Der Umsatz im vergangenen Jahr kletterte um 6,1 Prozent auf 2383 Millionen Euro und der Gewinn sprang dabei auf 24,73 Euro. Das war sogar mehr als 2017 und in den Jahren davor. Denn seit vielen Jahren erzielt der Maschinenbauer in der Regel Ergebnisse um 22 Euro je Anteil.

Und die Aktie? Trotz des Gewinnschubs im vergangenen Jahr kam der Kurs auch bei Vorlage der vorläufigen Jahreszahlen im Januar kaum voran – die Kurslevels aus 2017 oder 2018 waren Lichtjahre entfernt. Und das war sogar noch vor Corona!

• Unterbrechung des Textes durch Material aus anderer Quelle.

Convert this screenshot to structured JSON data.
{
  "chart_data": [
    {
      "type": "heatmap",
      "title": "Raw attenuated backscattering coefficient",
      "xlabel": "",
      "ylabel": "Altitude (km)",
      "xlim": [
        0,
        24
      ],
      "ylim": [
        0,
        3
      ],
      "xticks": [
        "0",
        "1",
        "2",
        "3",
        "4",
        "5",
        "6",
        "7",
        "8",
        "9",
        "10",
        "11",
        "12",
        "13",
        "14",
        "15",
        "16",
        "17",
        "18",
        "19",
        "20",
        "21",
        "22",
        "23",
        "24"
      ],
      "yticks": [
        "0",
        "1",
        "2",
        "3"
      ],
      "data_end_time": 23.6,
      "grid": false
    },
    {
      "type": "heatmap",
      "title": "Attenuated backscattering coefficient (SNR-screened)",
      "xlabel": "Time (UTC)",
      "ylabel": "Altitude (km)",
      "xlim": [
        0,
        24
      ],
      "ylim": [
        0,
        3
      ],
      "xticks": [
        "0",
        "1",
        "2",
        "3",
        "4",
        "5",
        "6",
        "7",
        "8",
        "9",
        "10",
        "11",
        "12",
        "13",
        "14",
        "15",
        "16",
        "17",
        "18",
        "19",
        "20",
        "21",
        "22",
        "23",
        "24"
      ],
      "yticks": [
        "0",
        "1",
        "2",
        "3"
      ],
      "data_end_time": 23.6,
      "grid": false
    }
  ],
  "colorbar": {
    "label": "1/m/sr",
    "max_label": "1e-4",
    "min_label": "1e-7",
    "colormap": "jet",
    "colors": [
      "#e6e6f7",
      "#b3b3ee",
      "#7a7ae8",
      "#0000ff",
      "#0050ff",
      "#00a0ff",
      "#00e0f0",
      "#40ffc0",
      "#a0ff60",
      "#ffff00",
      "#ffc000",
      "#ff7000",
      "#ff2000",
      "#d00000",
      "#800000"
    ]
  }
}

KSB notiert weit unter Buchwert und nur knapp über Cash

Die Pandemie allerdings hat der KSB-Aktie dann den Rest gegeben. Im März rauschte der Titel weiter in den Keller und dümpelt nach wie vor nicht weit über einem Elfjahrestief. Corona wird in diesem Jahr sicher seine Spuren hinterlassen.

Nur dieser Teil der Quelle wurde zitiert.